İstanbul Cumhuriyet Başsavcılığı, Ozan Elektronik Para AŞ üzerinden yürütülen geniş kapsamlı bir soruşturmaya dair kritik bilgiler paylaştı. Terörizmin Finansmanının Önlenmesi ve Aklama Suçu Soruşturma Bürosu, örgüt kurma, yasa dışı bahis, tefecilik ve suçtan kaynaklanan mal varlığı değerlerini aklama gibi suçlamalarla ilgili somut delillerin elde edildiğini duyurdu. Söz konusu soruşturma, önemli iddiaları barındırırken, özellikle spor müsabakalarında bahis ve şans oyunları düzenlemesiyle ilgili yasaların ihlal edildiğine dair detaylar içeriyor.
Suç Ağı ve Sahtecilik
Soruşturmanın boyutları, işin sadece basit bir yasadışı bahis olgusundan çok daha öte olduğunu ortaya koyuyor. Yapılan incelemelerde, suç gelirlerinin aklanmasında kullanılan yöntemlerin oldukça karmaşık ve sistematik olduğu belirlendi. Ozan Elektronik Para AŞ aracılığıyla elde edilen gelirlerin, pos tefeciliği adı verilen bir yöntem kullanılarak aklanmaya çalışıldığı ifade ediliyor. Bu bağlamda, yasadışı yollarla elde edilen gelirlerin, sanal pos cihazları üzerinden aktarılmak suretiyle gizlenmeye çalışıldığı tespit edildi.
Raporlar ve Yüksek Riskli İşlemler
Haber ajansı AA'nın edindiği bilgilere göre, soruşturma çerçevesinde MASAK, Türkiye Cumhuriyet Merkez Bankası ve çeşitli bağımsız denetim kuruluşlarının hazırladığı raporların titiz bir şekilde incelendiği öğrenildi.
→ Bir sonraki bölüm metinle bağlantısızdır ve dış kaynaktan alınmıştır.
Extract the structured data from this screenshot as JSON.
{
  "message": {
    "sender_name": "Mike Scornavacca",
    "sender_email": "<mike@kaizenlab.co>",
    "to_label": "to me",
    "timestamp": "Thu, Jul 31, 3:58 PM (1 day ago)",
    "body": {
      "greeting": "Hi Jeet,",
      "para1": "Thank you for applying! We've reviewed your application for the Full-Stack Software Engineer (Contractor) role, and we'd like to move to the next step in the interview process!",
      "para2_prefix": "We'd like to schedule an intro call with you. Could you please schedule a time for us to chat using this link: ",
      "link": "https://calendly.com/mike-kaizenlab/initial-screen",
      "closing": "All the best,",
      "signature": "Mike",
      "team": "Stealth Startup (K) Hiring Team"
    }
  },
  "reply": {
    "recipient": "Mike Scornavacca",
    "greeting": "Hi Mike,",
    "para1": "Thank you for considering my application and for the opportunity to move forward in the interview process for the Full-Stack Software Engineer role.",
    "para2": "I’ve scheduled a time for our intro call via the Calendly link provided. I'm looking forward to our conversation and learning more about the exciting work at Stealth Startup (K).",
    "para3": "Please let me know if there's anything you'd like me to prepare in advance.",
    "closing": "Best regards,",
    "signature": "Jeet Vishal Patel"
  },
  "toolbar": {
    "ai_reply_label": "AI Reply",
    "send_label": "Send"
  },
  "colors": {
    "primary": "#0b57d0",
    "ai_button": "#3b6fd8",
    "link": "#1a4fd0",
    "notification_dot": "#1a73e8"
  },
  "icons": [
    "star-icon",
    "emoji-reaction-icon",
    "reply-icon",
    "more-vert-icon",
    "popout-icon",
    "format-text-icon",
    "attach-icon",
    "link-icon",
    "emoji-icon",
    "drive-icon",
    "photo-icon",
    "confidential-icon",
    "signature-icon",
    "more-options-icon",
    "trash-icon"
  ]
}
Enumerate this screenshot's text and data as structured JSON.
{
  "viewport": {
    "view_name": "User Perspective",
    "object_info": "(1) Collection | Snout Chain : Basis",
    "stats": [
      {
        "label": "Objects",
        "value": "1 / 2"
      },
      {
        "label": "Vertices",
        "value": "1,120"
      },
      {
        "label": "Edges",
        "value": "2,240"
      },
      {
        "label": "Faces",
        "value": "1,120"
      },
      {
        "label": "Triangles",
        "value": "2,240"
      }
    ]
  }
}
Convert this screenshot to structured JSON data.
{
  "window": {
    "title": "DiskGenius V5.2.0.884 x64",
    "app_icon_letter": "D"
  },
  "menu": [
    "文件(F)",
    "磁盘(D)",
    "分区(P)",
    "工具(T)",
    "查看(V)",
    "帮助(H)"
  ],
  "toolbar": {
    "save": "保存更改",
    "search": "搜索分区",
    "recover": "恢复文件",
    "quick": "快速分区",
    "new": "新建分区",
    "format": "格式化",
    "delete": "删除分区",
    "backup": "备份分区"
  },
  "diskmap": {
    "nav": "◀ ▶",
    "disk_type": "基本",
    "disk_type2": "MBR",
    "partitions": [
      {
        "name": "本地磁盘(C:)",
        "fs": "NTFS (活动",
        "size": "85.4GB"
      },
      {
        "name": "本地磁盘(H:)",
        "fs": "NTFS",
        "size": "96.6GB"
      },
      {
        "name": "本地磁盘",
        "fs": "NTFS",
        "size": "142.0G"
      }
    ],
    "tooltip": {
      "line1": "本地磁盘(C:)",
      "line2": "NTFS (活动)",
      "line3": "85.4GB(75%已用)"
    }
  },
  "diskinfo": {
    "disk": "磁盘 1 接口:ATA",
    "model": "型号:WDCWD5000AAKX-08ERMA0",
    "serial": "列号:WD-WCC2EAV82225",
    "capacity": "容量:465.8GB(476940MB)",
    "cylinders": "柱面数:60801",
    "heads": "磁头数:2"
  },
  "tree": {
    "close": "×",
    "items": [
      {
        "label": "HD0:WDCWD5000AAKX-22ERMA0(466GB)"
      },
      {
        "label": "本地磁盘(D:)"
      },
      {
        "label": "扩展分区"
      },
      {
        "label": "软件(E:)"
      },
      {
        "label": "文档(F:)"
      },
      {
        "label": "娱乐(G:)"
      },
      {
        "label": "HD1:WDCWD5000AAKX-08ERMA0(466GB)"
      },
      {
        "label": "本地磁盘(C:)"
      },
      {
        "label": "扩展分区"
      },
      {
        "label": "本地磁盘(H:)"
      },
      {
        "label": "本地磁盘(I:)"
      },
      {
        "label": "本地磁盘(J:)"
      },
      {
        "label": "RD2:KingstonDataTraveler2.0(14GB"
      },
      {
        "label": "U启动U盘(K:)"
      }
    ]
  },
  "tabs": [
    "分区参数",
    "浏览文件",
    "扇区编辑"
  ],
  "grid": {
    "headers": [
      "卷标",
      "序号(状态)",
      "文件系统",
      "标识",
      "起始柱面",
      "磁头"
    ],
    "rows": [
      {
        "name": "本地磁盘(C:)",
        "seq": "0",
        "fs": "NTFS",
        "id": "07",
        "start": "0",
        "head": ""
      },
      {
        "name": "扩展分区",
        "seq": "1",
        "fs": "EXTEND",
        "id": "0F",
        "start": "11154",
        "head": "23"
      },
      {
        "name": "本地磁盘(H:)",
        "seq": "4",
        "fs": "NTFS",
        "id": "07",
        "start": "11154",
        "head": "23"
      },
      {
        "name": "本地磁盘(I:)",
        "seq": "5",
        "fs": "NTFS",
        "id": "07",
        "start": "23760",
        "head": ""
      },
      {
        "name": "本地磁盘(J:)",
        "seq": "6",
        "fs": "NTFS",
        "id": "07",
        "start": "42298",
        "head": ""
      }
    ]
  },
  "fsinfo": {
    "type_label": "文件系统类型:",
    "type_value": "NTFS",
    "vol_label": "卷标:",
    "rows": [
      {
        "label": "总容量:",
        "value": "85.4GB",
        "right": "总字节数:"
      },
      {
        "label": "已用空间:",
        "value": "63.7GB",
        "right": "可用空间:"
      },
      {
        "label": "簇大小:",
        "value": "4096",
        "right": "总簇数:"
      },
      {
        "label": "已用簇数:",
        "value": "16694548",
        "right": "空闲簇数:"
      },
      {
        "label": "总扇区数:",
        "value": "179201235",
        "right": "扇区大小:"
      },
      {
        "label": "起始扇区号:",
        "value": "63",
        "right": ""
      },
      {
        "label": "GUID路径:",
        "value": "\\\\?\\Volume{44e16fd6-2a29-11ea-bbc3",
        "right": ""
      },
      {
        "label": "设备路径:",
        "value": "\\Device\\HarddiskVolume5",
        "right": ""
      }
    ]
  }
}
Bu raporlarda, Libya ve Irak gibi yüksek riskli ülkelerden gelen ve kartlarla yapılan büyük tutarlı işlemlerin dikkat çektiği belirtildi. Özellikle tekrarlayan işlemler ile bu işlemler sonucunda gerekli gözlemlerin yapılmadığı ve alarmlara rağmen hiçbir önlem alınmadığı vurgulandı. Aynı kartların, farklı iş yerlerinde kısa sürelerle kullanılması da bu aktivitelerin aslında gerçek ticari faaliyetten uzak, tamamen bir para aktarım ağı olduğuna dair güçlü kanıtlar sundu.
Bu olay, suç şebekelerinin ne denli karmaşık yapılandığını ve suç gelirlerini aklamak için hangi ileri düzey yöntemleri kullanabileceklerini bir kez daha gözler önüne serdi. Soruşturmanın seyrine bağlı olarak, ilerleyen günlerde daha fazla detayın ortaya çıkması ve suçluların yakalanması bekleniyor.